Other studies have examined transcriptional markers of HCC recurrence post-LT. Miltiadous et al. [46] conducted a pivotal study examining gene expression profiling of HCC beyond the Milan Criteria and identified the progenitor phenotype (determined by either CK‐19 expression or the Hoshida S2 signature) as predictive of post-LT recurrence. The S2 HCC subclass was linked to high levels of alpha–fetoprotein expression, activation of mTOR and IGF signaling, even at the early stages of the disease. This study certainly pinpointed potential gene signatures predictive of recurrence. Importantly, our study has extended this approach by generating a combined transcriptomic and proteomic signature predictive of HCC recurrence post-LT, which permits cost-effective immunohistochemical evaluation of a proteomic signature.

Our study had limitations. First, our sample size was limited, and it was not possible to adjust for significant clinical and pathological covariates such as tumor burden on explant, presence of microvascular invasion and AFP at time of transplant. Nonetheless, we included only samples from Hepatitis B-induced HCC, the most common reason for HCC liver transplant beyond Milan criteria, in order to minimize heterogeneity. This is a pilot study and additional studies with larger sample sizes and etiologies beyond hepatitis B will be needed to validate our results. Additionally, with long pre-LT waiting times before transplantation and bridging therapy, the stability of tumor gene/protein expression profiles over time must be considered, should predictive signatures be incorporated into pre-LT patient selection. Despite these shortcomings, our observations provide an initial comprehensive and combined proteomic and transcriptomic profile of HCC explants for patients identified pre-LT beyond Milan criteria. Integration of high-throughput omics profiles is particularly powerful to decipher the key molecules involved in carcinogenesis [47,48,49,50]. Because expression profiling could be performed on liver needle biopsies in a pretransplant setting [51], the positivity of the proposed signatures might also assist in the decision making for selecting patients for transplantation.

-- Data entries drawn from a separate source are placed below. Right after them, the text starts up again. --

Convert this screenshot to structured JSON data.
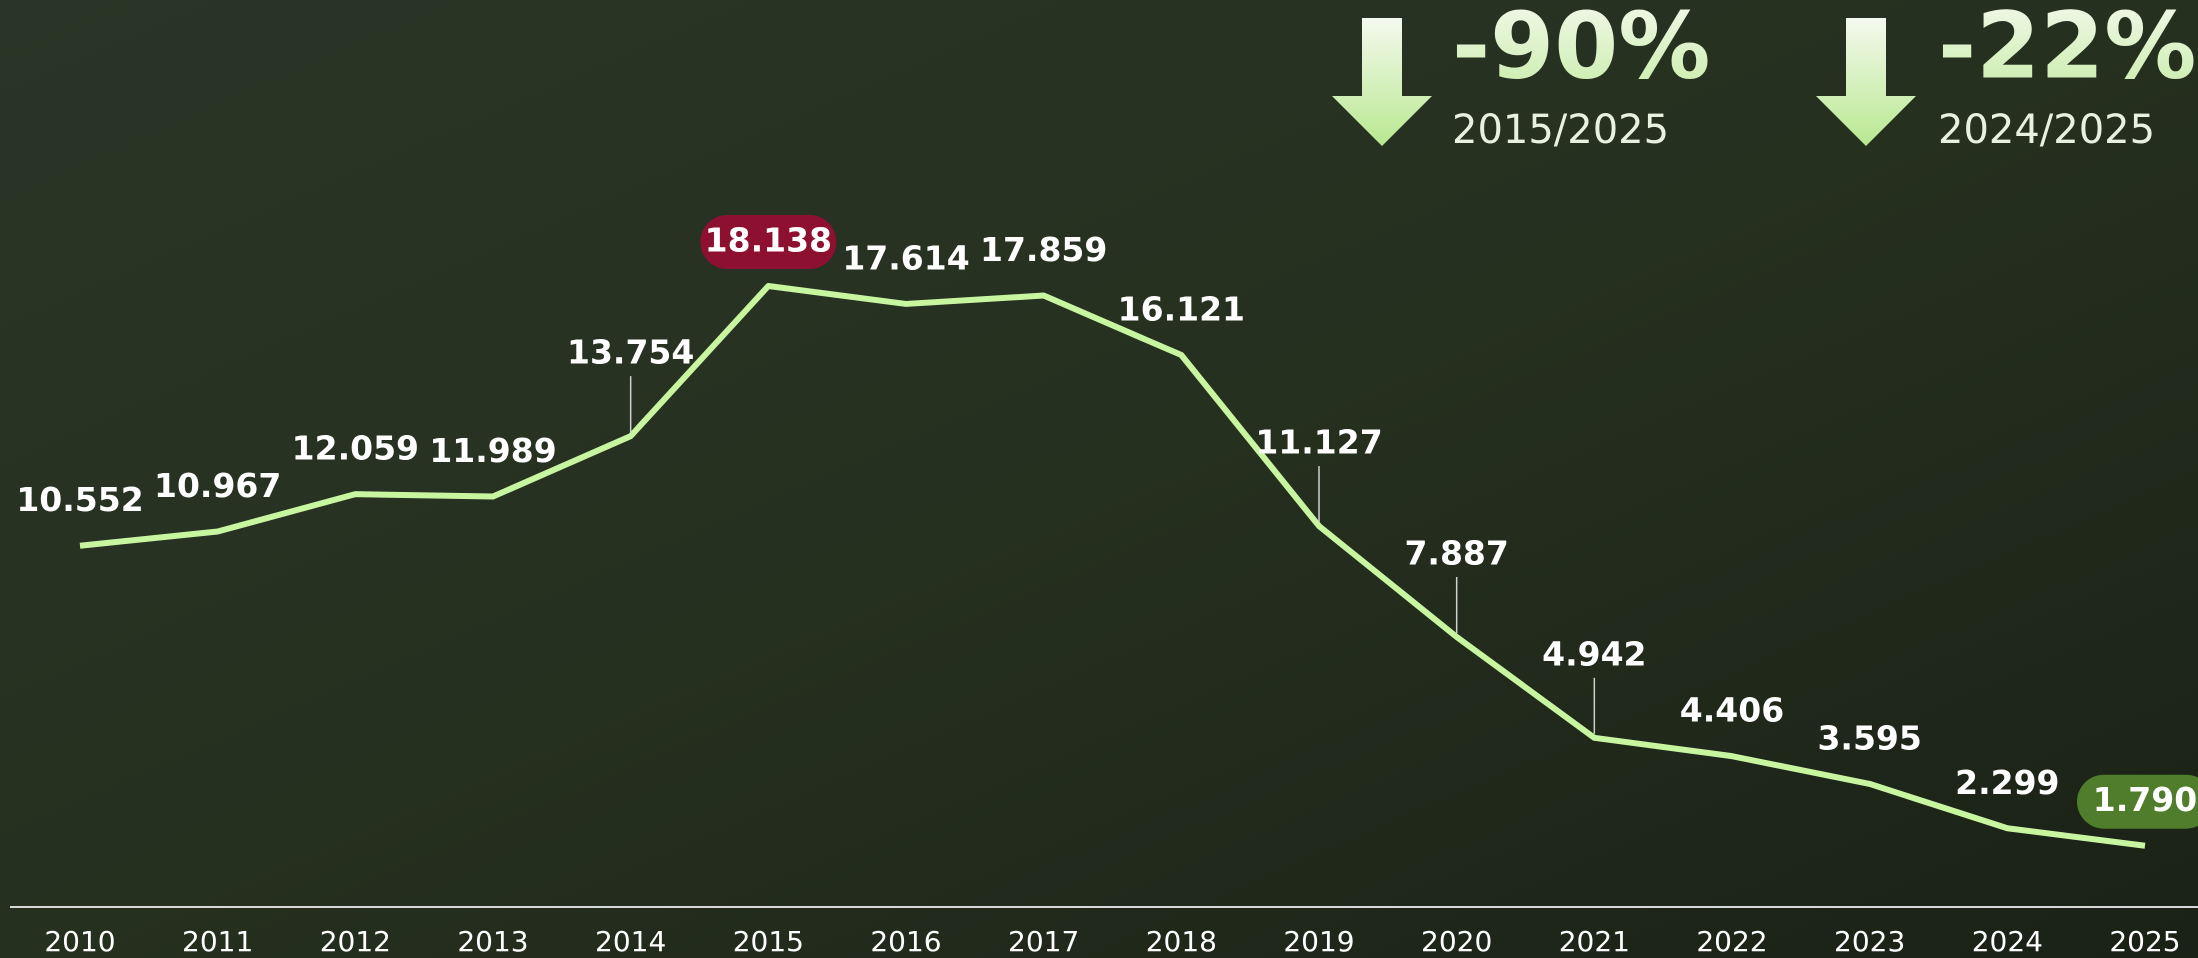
{
  "chart_data": {
    "type": "line",
    "categories": [
      "2010",
      "2011",
      "2012",
      "2013",
      "2014",
      "2015",
      "2016",
      "2017",
      "2018",
      "2019",
      "2020",
      "2021",
      "2022",
      "2023",
      "2024",
      "2025"
    ],
    "values": [
      10552,
      10967,
      12059,
      11989,
      13754,
      18138,
      17614,
      17859,
      16121,
      11127,
      7887,
      4942,
      4406,
      3595,
      2299,
      1790
    ],
    "value_labels": [
      "10.552",
      "10.967",
      "12.059",
      "11.989",
      "13.754",
      "18.138",
      "17.614",
      "17.859",
      "16.121",
      "11.127",
      "7.887",
      "4.942",
      "4.406",
      "3.595",
      "2.299",
      "1.790"
    ],
    "color": "#c8f5a0",
    "max_highlight_color": "#8e1030",
    "last_highlight_color": "#4f7d2c",
    "annotations": [
      {
        "text": "-90%",
        "period": "2015/2025"
      },
      {
        "text": "-22%",
        "period": "2024/2025"
      }
    ]
  }
}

In conclusion, we have derived an HCC explant protein signature comprised of ALDH1A1, LGALS3 and LGALS3BP to predict risk of HCC recurrence post-transplant. This short list of proteins was identified using both high-throughput proteomics and transcriptomics, and validated using immunohistochemistry and immunoblotting on HCC explant specimens. Staining of explant specimens for these 3 proteins could provide further guidance regarding screening protocols for patients transplanted for HCC beyond Milan. These findings support the possibility that molecular analysis of HCC performed prior to LT may enable expansion of the current imaging-based selection criteria to include patients beyond Milan Criteria with favorable molecular profiles, though this will require further investigation.